Mor ve Simli Dünyanın Melodramatik Karakterleri
Karakterlerimize bakmak gerekirse başroldeki Rue, bipolar ve obsesif kompulsif bozukluktan muzdarip ilaç bağımlısı, yüksek doz sebebiyle ölümden dönmüş bir kız. Jules, cinsellikte özgürlüğü arayan trans bir genç kız. Nate, okulun popüler çocuğu ama şiddete eğilimli, psikopat ve bir ihtimal biseksüel, bu kısmı henüz keşfetme şansı bulamadık. Kat, seks videosu internete düştükten sonra dominatriks takılmaya başlayan liseli bir kız. Cassie, yine seks kaseti elden ele gezen aslında tatlı mı tatlı ama ailesel sorunlar yaşayan ve gencecik yaşında kürtaj yaptıran bir kız. Bu saydığım beş karakterin her birinden ayrı bir dizi çıkar, benden söylemesi. Fakat Euphoria için Rue ve Jules daha ön plandayken Nate daha çok dizinin kötü karakteri, Kat ve Cassie ve diğer yan karakterler ise kendi bölümlerine sahip olsalarda da çoğunlukla yan karakter olarak kalıyorlar. Üstelik dizide kendine has bir bölümü olan tüm karakterleri saymadım bile.

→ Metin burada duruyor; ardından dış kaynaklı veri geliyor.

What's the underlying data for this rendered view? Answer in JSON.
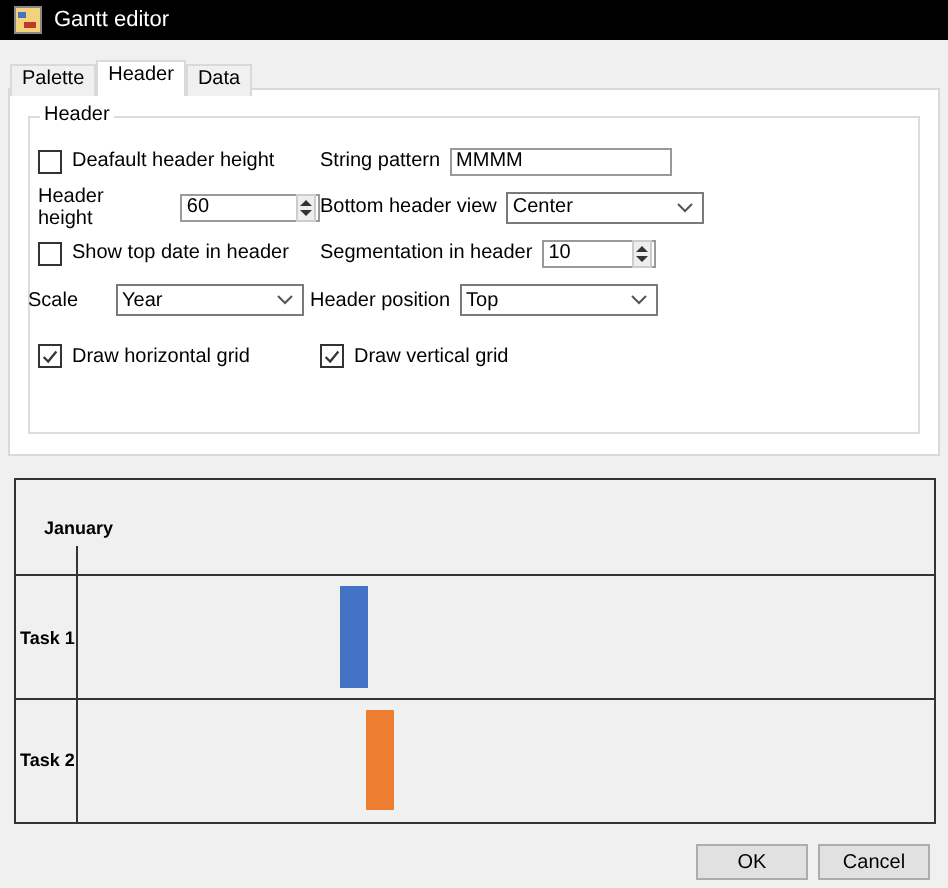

Dizideki neredeyse her karakter özenle yaratılmış. Hayat hikayesini dinlemediğimiz bir tek uyuşturucu satıcısı Fez ve Cassie’nin kız kardeşi, Rue’nun da çocukluk arkadaşı Lexi var, ki onların hikayesi de ikinci sezonda gelecekmiş. Cassie’nin hikayesinden dolayı en azından Lexi’nin ailesini biliyoruz. Fez’in hikayesini dinlemesek bile izlediğimiz kadarıyla en azından ilk okul çağındaki kardeşiyle birlikte hasta babaannelerine bakmak için uyuşturucu sattıklarını biliyoruz.
Tüm karakterlerimizin bir anlamda kendini keşfetme hikayesi de olan Euphoria, aynı iki hikaye aracıyla -seks ve uyuşturucu- karakterlerin geçmişleri ve kişiliklerini birleştirip birbirinden farklı yönlere giden hikayeler sunuyor. Jules cinsiyet değişiminden sonra cinsel hayatını çeşitlendirerek kendisini bulmaya çalışırken Rue cinsel kimliğini Jules sayesinde buluyor. Karakterlerin hikayesindeki iniş ve çıkışlar, onların olaylara verdikleri tepkiler ile şekillenip dizinin özünü oluşturuyor. Peki dizinin özü ne?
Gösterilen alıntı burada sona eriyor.